Burgermeester van Rotterdam Ahmed Aboutaleb neemt het op voor zijn Haagse collega Jozias van Aartsen. Die ligt onder vuur omdat hij volgens critici onvoldoende heeft opgetreden bij een pro-Palestijnse demonstratie. “Het is goedkoop om en makkelijk om een groot maatschappelijk probleem af te wentelen op de burgemeesters”, zegt Aboutaleb zaterdag in Het Financieele Dagblad.
De PvdA-burgemeester noemt zijn VVD-collega in de krant ‘onbegrepen’. “Het is onacceptabel als een overheid een demonstratie verbiedt op basis van een mening”, aldus Aboutaleb in de krant.

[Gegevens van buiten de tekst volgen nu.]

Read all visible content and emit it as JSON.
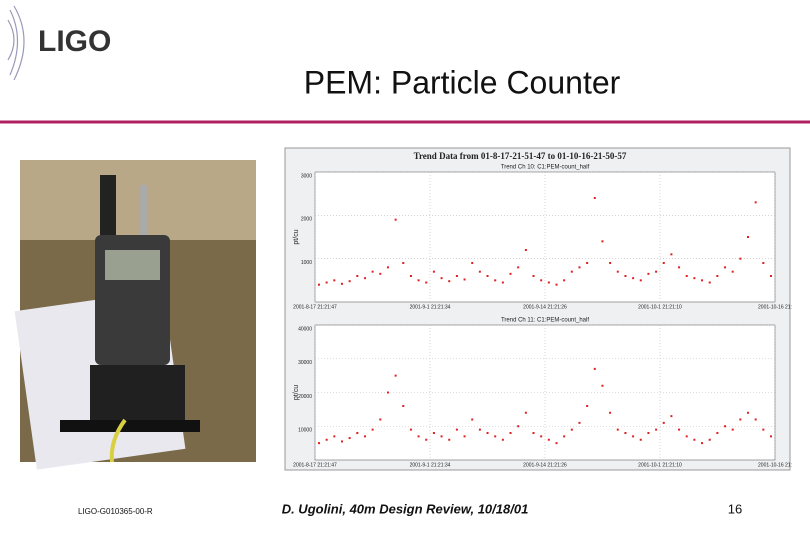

Achteraf moet het Openbaar Ministerie beoordelen of er strafbare feiten zijn gepleegd, zegt hij. “Op dat punt is Jozias van Aartsen onbegrepen.”
Aboutaleb wijst erop dat de politie tijdens grote demonstraties niet altijd alles ziet of hoort. “Als er tienduizend mensen demonstreren is er altijd wel een idioot met een andere agenda. Ik kan er geen tienduizend politiemensen op zetten. Hoe billijk is het dan dat ik achteraf het verwijt zou krijgen dat ik laf ben, zoals bij mijn collega in Den Haag is gebeurd?”, vraagt hij zich af. “We kunnen niet één op één toezicht houden.”

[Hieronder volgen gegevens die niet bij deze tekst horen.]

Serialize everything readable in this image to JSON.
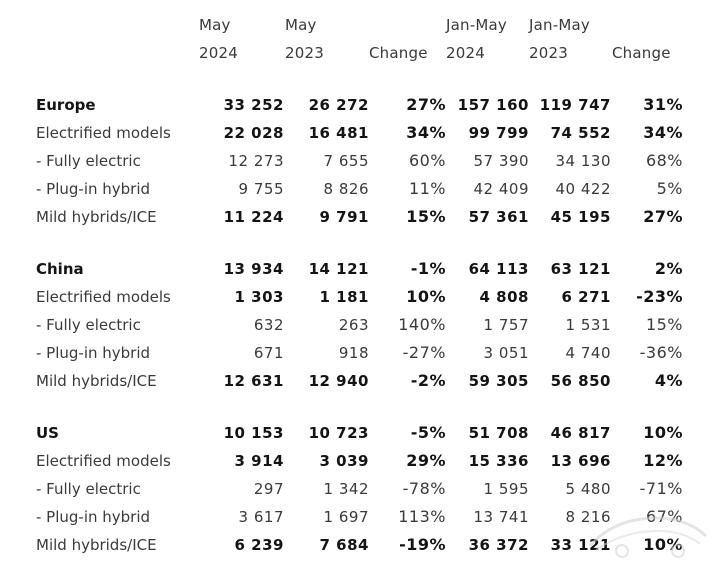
{
  "headers": {
    "col1": [
      "May",
      "2024"
    ],
    "col2": [
      "May",
      "2023"
    ],
    "col3": "Change",
    "col4": [
      "Jan-May",
      "2024"
    ],
    "col5": [
      "Jan-May",
      "2023"
    ],
    "col6": "Change"
  },
  "sections": [
    {
      "rows": [
        {
          "label": "Europe",
          "type": "region",
          "values": [
            "33 252",
            "26 272",
            "27%",
            "157 160",
            "119 747",
            "31%"
          ]
        },
        {
          "label": "Electrified models",
          "type": "bold",
          "values": [
            "22 028",
            "16 481",
            "34%",
            "99 799",
            "74 552",
            "34%"
          ]
        },
        {
          "label": " - Fully electric",
          "type": "plain",
          "values": [
            "12 273",
            "7 655",
            "60%",
            "57 390",
            "34 130",
            "68%"
          ]
        },
        {
          "label": " - Plug-in hybrid",
          "type": "plain",
          "values": [
            "9 755",
            "8 826",
            "11%",
            "42 409",
            "40 422",
            "5%"
          ]
        },
        {
          "label": "Mild hybrids/ICE",
          "type": "bold",
          "values": [
            "11 224",
            "9 791",
            "15%",
            "57 361",
            "45 195",
            "27%"
          ]
        }
      ]
    },
    {
      "rows": [
        {
          "label": "China",
          "type": "region",
          "values": [
            "13 934",
            "14 121",
            "-1%",
            "64 113",
            "63 121",
            "2%"
          ]
        },
        {
          "label": "Electrified models",
          "type": "bold",
          "values": [
            "1 303",
            "1 181",
            "10%",
            "4 808",
            "6 271",
            "-23%"
          ]
        },
        {
          "label": " - Fully electric",
          "type": "plain",
          "values": [
            "632",
            "263",
            "140%",
            "1 757",
            "1 531",
            "15%"
          ]
        },
        {
          "label": " - Plug-in hybrid",
          "type": "plain",
          "values": [
            "671",
            "918",
            "-27%",
            "3 051",
            "4 740",
            "-36%"
          ]
        },
        {
          "label": "Mild hybrids/ICE",
          "type": "bold",
          "values": [
            "12 631",
            "12 940",
            "-2%",
            "59 305",
            "56 850",
            "4%"
          ]
        }
      ]
    },
    {
      "rows": [
        {
          "label": "US",
          "type": "region",
          "values": [
            "10 153",
            "10 723",
            "-5%",
            "51 708",
            "46 817",
            "10%"
          ]
        },
        {
          "label": "Electrified models",
          "type": "bold",
          "values": [
            "3 914",
            "3 039",
            "29%",
            "15 336",
            "13 696",
            "12%"
          ]
        },
        {
          "label": " - Fully electric",
          "type": "plain",
          "values": [
            "297",
            "1 342",
            "-78%",
            "1 595",
            "5 480",
            "-71%"
          ]
        },
        {
          "label": " - Plug-in hybrid",
          "type": "plain",
          "values": [
            "3 617",
            "1 697",
            "113%",
            "13 741",
            "8 216",
            "67%"
          ]
        },
        {
          "label": "Mild hybrids/ICE",
          "type": "bold",
          "values": [
            "6 239",
            "7 684",
            "-19%",
            "36 372",
            "33 121",
            "10%"
          ]
        }
      ]
    }
  ]
}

Bij de demonstratie in Den Haag vorige week werden antisemitische leuzen geroepen, zo bleek na het bestuderen van beelden. Tijdens de demonstratie werden echter geen strafbare feiten geconstateerd door de politie. Eerder deze week werd een petitie waarin het ontslag van Van Aartsen wordt geëist naar het kabinet en de Tweede Kamer gestuurd. Ruim zeventienduizend mensen hebben hun handtekening eronder gezet.